Песни были грустными и казались прекрасными. Свербило в носу от теплых слез. Если стреляли далеко, окна в детской закрывали подушками, а нас с братом укладывали. Но через двери слышалось пение, смех, разговоры. Застревали слова: „наступают… отступают… большевики… гетман… немцы… Петлюра… Антанта… Ленин… Троцкий… Деникин… красные… белые… большевики… гайдамаки… наступают… отступают… погром… голод… расстрелы… Чека… контрразведка… паек… обыски…“
Тогда было много таких зловещих пугающих словосочетаний. „Большевики говорят: „Грабь награбленное, „— и реквизируют все.“ „Заложников они расстреливают.“ „Кто интеллигент, для них контрреволюционер, и к стенке“…

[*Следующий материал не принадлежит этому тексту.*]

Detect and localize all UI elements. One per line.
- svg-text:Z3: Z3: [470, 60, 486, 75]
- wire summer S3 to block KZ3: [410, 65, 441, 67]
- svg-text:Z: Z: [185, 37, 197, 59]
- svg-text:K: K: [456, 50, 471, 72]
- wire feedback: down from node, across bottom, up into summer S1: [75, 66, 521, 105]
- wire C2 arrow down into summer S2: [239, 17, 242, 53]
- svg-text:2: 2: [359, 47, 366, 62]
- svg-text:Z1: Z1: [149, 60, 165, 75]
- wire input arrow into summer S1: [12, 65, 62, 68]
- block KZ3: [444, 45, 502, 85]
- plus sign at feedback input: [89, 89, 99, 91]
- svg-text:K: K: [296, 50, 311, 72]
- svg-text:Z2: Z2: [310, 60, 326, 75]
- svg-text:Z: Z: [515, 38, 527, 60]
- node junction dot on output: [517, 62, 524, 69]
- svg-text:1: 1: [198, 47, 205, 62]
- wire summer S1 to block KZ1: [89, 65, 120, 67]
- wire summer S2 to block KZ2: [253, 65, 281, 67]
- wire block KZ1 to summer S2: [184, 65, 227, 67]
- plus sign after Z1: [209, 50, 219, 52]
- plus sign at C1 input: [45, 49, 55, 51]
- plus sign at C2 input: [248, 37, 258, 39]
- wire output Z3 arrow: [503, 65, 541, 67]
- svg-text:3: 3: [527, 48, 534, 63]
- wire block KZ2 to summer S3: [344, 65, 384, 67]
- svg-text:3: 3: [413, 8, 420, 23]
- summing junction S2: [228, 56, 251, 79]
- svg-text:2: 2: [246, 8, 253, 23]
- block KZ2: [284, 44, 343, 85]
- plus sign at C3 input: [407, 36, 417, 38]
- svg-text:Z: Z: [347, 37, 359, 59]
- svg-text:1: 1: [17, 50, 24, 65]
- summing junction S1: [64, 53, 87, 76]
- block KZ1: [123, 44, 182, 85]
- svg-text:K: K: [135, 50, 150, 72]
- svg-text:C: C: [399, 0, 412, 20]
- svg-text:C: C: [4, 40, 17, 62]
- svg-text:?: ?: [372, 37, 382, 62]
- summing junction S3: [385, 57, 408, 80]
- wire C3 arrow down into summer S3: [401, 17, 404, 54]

В нашем доме на Дмитриевской улице 37 я не помню сторонников советской власти. В одной квартире с нами жила домовладелица — старая немка мадам Шмидт, — она же владела и синематографом. Она ходила медленно — толстая, широкая книзу; на пухлых плечах торчала совсем маленькая круглая голова с темным, складчатым, бородавчатым лицом, а сзади кукишем — серый узелок. Она оставила себе одну комнату. Я слышал, как мама говорила: „Шмидтиха специально уплотнилась евреями, чтобы красные не национализировали.“ Но с хозяйкой мама разговаривала чужим сладким голосом, улыбалась и покрикивала на меня: „Скажи „гут морген“, шаркни ножкой.“
Няня Полина Максимовна ушла от нас в конце 18-го года, еще при немцах, кажется, именно потому, что мать заметила мою православную набожность.
Но добрые отношения с Полиной Максимовной сохранились. Она осталась жить в том же доме у сестры, кассирши синематографа, помогала ей: заменяла в кассе, проверяла билеты. Она иногда пропускала меня в темный, магнитно притягивающий зал. Там пахло остро и приторно особым синематографическим запахом, похожим немного на аптечный и на кондитерский, но больше всего — на самого себя, на запах именно этого чудесного, огромного зала: 12 стульев в ряд и целых 10 рядов.